10. Composition according to any one of claims 1 to 9, characterized in that it additionally contains at least one organic or inorganic acid, preferably selected from lactic acid, acetic acid, citric acid. , tartaric acid, hydrochloric acid, sulfuric acid, and phosphoric acid, and more particularly lactic acid.

11. Composition according to any one of claims 1 to 10, characterized in that it additionally contains at least one hydrophilic nonionic gelling agent, preferably chosen from natural or naturally occurring polymeric gelling agents, gelling agents. synthetic polymers, and mixtures thereof, more preferably chosen from hydroxypropyl ethers of diamidon phosphate, hydroxyalkylcelluloses, Tora gums, associative polyurethanes, and mixtures thereof, and more particularly hydroxypropyl Starch Phosphate, hydroxyethylcellulose and tora gums, Polyurethane-39 and their mixtures ..

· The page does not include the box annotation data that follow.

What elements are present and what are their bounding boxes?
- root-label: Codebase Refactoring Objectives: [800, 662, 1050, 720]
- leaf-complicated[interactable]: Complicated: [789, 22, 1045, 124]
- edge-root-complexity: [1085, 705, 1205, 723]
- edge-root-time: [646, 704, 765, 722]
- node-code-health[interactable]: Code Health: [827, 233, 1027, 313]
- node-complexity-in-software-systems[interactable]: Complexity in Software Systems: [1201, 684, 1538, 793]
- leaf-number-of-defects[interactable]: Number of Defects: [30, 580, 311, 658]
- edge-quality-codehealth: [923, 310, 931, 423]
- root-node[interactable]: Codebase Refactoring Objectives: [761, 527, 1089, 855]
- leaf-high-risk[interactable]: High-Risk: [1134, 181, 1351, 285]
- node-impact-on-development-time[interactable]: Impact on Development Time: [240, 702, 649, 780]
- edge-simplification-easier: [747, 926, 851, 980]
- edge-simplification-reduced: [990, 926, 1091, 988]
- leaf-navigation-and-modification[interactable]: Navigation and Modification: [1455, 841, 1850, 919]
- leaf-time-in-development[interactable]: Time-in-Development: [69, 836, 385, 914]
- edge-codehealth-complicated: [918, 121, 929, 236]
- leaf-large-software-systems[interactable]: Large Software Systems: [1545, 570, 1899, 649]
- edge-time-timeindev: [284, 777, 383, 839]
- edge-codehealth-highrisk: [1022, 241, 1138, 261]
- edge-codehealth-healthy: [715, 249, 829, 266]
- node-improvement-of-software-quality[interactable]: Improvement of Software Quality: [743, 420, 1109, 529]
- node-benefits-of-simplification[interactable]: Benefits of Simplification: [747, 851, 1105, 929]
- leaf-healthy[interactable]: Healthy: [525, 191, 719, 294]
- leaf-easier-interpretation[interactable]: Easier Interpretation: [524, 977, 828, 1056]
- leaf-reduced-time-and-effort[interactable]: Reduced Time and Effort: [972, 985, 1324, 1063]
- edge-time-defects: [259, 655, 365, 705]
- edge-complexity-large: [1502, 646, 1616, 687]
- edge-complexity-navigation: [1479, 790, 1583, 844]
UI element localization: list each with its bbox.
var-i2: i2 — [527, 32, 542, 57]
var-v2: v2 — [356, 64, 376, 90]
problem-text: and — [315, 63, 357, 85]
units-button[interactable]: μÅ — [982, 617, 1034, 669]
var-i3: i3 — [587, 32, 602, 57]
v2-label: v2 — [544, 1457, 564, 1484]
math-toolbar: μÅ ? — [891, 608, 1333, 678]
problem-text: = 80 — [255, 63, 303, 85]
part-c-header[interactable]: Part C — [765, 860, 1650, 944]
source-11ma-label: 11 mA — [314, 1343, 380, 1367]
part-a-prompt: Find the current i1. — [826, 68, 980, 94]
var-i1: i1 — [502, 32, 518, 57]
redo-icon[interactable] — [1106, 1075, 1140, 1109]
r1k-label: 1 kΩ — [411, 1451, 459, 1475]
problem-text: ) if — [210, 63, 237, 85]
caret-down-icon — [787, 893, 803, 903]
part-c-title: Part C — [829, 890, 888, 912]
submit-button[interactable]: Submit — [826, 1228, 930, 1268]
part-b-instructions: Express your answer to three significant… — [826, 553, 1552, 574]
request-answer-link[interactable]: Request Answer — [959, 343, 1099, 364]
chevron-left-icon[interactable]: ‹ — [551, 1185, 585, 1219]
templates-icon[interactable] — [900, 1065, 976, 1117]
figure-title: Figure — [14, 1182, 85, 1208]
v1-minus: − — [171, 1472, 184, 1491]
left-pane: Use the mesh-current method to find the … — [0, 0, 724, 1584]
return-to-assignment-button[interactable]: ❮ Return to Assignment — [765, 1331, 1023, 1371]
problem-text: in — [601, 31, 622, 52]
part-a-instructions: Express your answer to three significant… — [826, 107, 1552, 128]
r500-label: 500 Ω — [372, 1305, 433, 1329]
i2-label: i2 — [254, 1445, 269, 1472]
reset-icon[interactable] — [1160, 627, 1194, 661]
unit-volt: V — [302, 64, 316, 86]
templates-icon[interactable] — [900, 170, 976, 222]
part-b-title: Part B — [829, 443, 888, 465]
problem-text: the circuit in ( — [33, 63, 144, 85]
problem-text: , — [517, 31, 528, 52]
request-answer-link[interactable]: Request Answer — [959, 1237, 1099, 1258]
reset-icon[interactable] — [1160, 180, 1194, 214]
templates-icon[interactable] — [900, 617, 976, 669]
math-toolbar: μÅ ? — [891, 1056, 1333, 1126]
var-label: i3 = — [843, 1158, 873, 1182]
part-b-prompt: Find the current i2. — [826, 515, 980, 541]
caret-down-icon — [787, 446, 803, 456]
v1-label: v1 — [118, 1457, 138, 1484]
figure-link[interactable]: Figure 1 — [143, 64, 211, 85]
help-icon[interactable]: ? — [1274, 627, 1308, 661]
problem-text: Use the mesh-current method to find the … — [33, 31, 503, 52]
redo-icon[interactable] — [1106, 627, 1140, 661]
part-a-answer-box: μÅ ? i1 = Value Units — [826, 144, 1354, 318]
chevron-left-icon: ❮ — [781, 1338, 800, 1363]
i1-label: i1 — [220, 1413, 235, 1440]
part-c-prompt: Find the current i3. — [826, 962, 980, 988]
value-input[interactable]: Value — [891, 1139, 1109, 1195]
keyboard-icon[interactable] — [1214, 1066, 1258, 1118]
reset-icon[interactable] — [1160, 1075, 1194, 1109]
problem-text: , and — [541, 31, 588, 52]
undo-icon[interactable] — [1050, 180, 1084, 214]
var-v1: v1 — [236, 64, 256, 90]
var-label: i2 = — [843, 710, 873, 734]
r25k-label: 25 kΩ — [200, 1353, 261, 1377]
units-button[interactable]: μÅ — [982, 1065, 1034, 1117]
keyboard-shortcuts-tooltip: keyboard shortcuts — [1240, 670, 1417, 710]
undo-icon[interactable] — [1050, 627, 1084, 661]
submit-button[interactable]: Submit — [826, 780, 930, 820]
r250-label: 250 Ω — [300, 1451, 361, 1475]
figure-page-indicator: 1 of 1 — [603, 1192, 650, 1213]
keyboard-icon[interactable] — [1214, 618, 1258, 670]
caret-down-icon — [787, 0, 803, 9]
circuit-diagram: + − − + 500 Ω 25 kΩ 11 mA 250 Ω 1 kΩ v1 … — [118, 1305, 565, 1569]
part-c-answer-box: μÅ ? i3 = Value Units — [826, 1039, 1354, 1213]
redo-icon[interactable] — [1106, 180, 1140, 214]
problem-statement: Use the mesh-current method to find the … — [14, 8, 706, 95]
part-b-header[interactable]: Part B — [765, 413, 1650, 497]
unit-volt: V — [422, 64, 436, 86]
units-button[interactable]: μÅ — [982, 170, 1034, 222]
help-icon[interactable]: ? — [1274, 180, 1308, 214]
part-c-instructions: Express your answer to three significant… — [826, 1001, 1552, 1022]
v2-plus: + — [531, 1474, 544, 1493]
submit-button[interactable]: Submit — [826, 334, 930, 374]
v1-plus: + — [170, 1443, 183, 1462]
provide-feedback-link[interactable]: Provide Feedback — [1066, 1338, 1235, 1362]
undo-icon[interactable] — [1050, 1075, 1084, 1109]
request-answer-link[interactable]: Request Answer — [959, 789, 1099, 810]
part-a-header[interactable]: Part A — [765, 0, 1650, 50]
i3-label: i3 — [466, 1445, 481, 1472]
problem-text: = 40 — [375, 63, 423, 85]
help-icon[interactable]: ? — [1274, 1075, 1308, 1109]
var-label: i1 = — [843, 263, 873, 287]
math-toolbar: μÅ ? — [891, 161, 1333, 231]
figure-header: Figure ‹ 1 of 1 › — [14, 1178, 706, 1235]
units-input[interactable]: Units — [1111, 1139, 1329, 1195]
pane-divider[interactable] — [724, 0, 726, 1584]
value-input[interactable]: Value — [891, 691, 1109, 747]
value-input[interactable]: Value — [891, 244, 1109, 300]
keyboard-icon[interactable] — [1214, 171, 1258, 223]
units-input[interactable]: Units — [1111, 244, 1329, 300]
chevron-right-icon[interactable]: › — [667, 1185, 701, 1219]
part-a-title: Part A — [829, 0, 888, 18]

12. Composition according to any one of claims 1 to 11, characterized in that it is in the form of an aqueous gel or emulsion, said emulsion preferably being an oil-in-water emulsion or an emulsion. water-in-oil.

13. Composition according to claim 12, characterized in that it is an oil-in-water emulsion and comprises at least one emulsifying surfactant chosen from: (i) those comprising a C18 fatty chain, in particular chosen from the mixture PEG-100 Stearate / Glyceryl Stearate, PEG-40 stearate; cetostearylglucoside mixed with cetostearyl alcohol. (ii) polydimethylsiloxanes comprising both oxyethylenated groups and oxypropylene groups, in particular BIS-PEG / PPG-16/16 PEG / PPG-16/16 DIMETHICONE / CAPRYLIC / CAPRIC TRIGLYCERIDE; (iii) HLB surfactants from 3 to 8, in particular POLYGLYCERYL-3 DIISOSTEARATE or POLYGLYCERYL-2 DIPOLYHYDROXYSTEARATE (Dehymuls PGPH®); (iv) their mixtures.

14. Composition according to Claim 12 or 13, characterized in that it is an oil-in-water or water-in-oil emulsion and that the oily phase contains at least one volatile oil, in particular at least one silicone oil. , volatile, in particular chosen from dodecamethylcyclohexasiloxane, caprylylmethicone.

15. Composition according to any one of claims 1 to 14, characterized in that it is a foundation.

16. A process for coating keratin materials, more particularly for makeup and / or care of keratin materials, such as the skin, characterized in that it comprises the application to keratin materials of a composition as defined according to US Pat. any one of claims 1 to 15.